November 14, 1896 --- The Meet of the Motor Cars

Celebrating the end to the 4MPH speed limit on the Queen's highways, several "motorists" assemble in London for a ceremonial procession to Brighton.

After a lengthy effort, the so-called "Red Flag" Act of 1865 had been finally repealed. In addition to the speed limit, the law had required operators of steam carriages to employ a man to run on foot ahead of the vehicle waving a red flag to warn of the oncoming contraption.
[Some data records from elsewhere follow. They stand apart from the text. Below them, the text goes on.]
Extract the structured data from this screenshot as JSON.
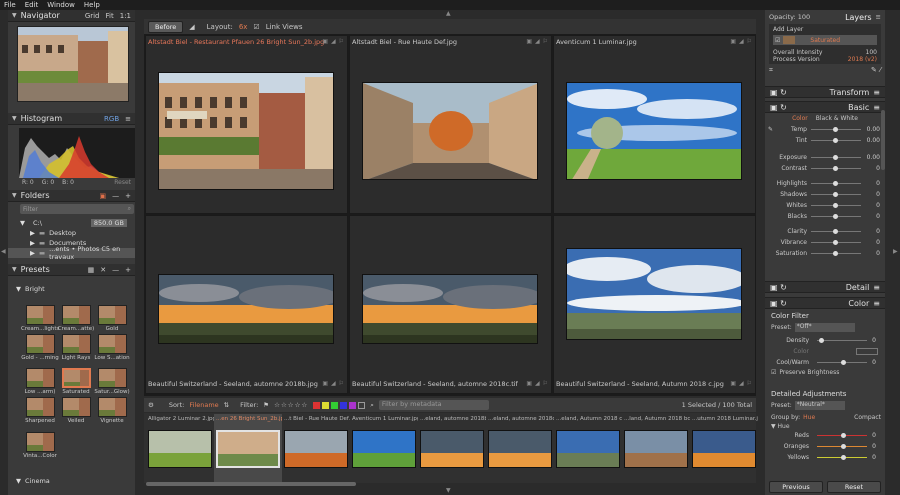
{
  "menubar": {
    "items": [
      "File",
      "Edit",
      "Window",
      "Help"
    ]
  },
  "navigator": {
    "title": "Navigator",
    "options": [
      "Grid",
      "Fit",
      "1:1"
    ]
  },
  "histogram": {
    "title": "Histogram",
    "mode": "RGB",
    "r": "R: 0",
    "g": "G: 0",
    "b": "B: 0",
    "reset": "Reset"
  },
  "folders": {
    "title": "Folders",
    "filter_placeholder": "Filter",
    "drive": "C:\\",
    "drive_size": "850.0 GB",
    "items": [
      "Desktop",
      "Documents",
      "...ents • Photos C5 en travaux"
    ]
  },
  "presets": {
    "title": "Presets",
    "group": "Bright",
    "group2": "Cinema",
    "items": [
      "Cream...lights",
      "Cream...atte)",
      "Gold",
      "Gold - ...rning",
      "Light Rays",
      "Low S...ation",
      "Low ...arm)",
      "Saturated",
      "Satur...Glow)",
      "Sharpened",
      "Veiled",
      "Vignette",
      "Vinta...Color"
    ]
  },
  "toolbar": {
    "before": "Before",
    "layout_label": "Layout:",
    "layout_value": "6x",
    "link_views": "Link Views"
  },
  "grid": {
    "captions": [
      "Altstadt Biel - Restaurant Pfauen 26 Bright Sun_2b.jpg",
      "Altstadt Biel - Rue Haute Def.jpg",
      "Aventicum 1 Luminar.jpg",
      "Beautiful Switzerland - Seeland, automne 2018b.jpg",
      "Beautiful Switzerland - Seeland, automne 2018c.tif",
      "Beautiful Switzerland - Seeland, Autumn 2018 c.jpg"
    ]
  },
  "sortbar": {
    "sort": "Sort:",
    "sort_value": "Filename",
    "filter": "Filter:",
    "filter_placeholder": "Filter by metadata",
    "status": "1 Selected / 100 Total"
  },
  "filmstrip": {
    "captions": [
      "Alligator 2 Luminar 2.jpg",
      "...en 26 Bright Sun_2b.jpg",
      "...t Biel - Rue Haute Def.jpg",
      "Aventicum 1 Luminar.jpg",
      "...eland, automne 2018b.jpg",
      "...eland, automne 2018c.tif",
      "...eland, Autumn 2018 c.jpg",
      "...land, Autumn 2018 bc.jpg",
      "...utumn 2018 Luminar.jpg"
    ]
  },
  "layers": {
    "title": "Layers",
    "opacity": "Opacity: 100",
    "add_layer": "Add Layer",
    "layer_name": "Saturated",
    "overall_intensity": "Overall Intensity",
    "intensity_value": "100",
    "process_version": "Process Version",
    "process_value": "2018 (v2)"
  },
  "transform": {
    "title": "Transform"
  },
  "basic": {
    "title": "Basic",
    "tabs": [
      "Color",
      "Black & White"
    ],
    "sliders": [
      {
        "label": "Temp",
        "value": "0.00"
      },
      {
        "label": "Tint",
        "value": "0.00"
      },
      {
        "label": "Exposure",
        "value": "0.00"
      },
      {
        "label": "Contrast",
        "value": "0"
      },
      {
        "label": "Highlights",
        "value": "0"
      },
      {
        "label": "Shadows",
        "value": "0"
      },
      {
        "label": "Whites",
        "value": "0"
      },
      {
        "label": "Blacks",
        "value": "0"
      },
      {
        "label": "Clarity",
        "value": "0"
      },
      {
        "label": "Vibrance",
        "value": "0"
      },
      {
        "label": "Saturation",
        "value": "0"
      }
    ]
  },
  "detail": {
    "title": "Detail"
  },
  "color": {
    "title": "Color",
    "filter_label": "Color Filter",
    "preset_label": "Preset:",
    "preset_value": "*Off*",
    "density": "Density",
    "density_val": "0",
    "color": "Color",
    "coolwarm": "Cool/Warm",
    "coolwarm_val": "0",
    "preserve": "Preserve Brightness"
  },
  "detailed": {
    "title": "Detailed Adjustments",
    "preset_label": "Preset:",
    "preset_value": "*Neutral*",
    "group_label": "Group by:",
    "group_value": "Hue",
    "compact": "Compact",
    "hue": "Hue",
    "reds": "Reds",
    "reds_val": "0",
    "oranges": "Oranges",
    "oranges_val": "0",
    "yellows": "Yellows",
    "yellows_val": "0"
  },
  "footer": {
    "previous": "Previous",
    "reset": "Reset"
  }
}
Today, despite heavy rains, a huge crowd gathers to watch "the first public trial of what is doubtless to become one of the most important branches of locomotion." 54 machines have entered ranging from German-made Daimlers to mere motorized bath-chairs. (The Times declared that these strange contrivances, "for the sake of brevity, may conveniently be styled 'cars.'") 

The first vehicles wheezed off at 10:30 from Trafalgar Square.  Fully one-half of the vehicles never make it south of the Thames. It's slow going for everyone. Despite the new speed limit of 12MPH, it takes the leading vehicles a full hour to make it the three miles to the first checkpoint in Brixton. Gaining speed in the open country, the motorcars follow the route of the present day A23. A fork in the road in Reigate confuses more than a few drivers and many of them get lost.  This disarranges the plans for a grand entrance into Brighton and, instead, the surviving motorcars straggle in one at a time.
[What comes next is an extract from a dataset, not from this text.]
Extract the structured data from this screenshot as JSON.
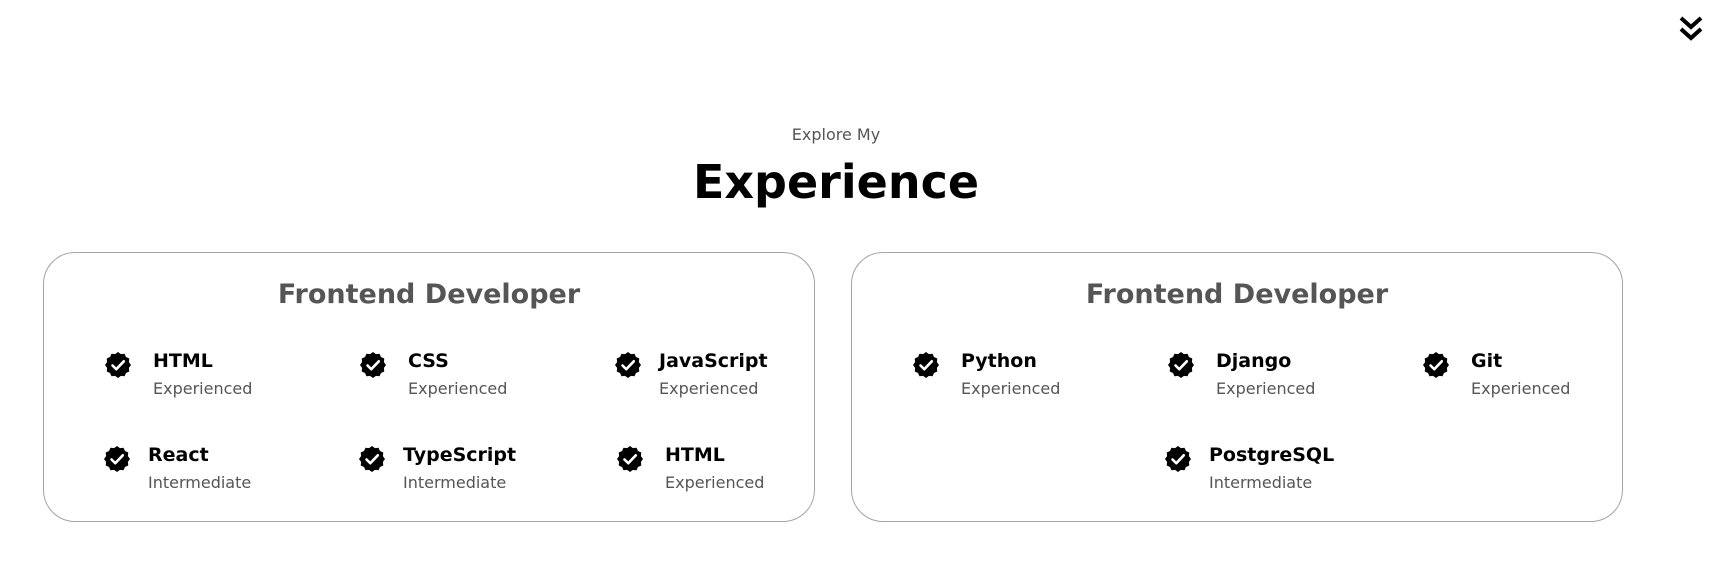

The "winner" - a German-made vehicle, the partisan Press must concede - arrives at the Royal Pavilion at 2:30 making good the boast that the 50 mile journey can be made in four hours. In Brighton, the motorcar promoter Harry Lawson proclaims, "Thank goodness this day has come at last, a day of the great deliverance of our roads and highways from the reign of quadrupeds."

The only blot on the day's events was word that an excited child had been struck by a vehicle in Crawley.  The injuries were fortunately slight.  Lawson says, in effect, these things are going to happen, "Is it not a serious thing to waste the time of 37 millions of people for fear some person may not look where he's going?"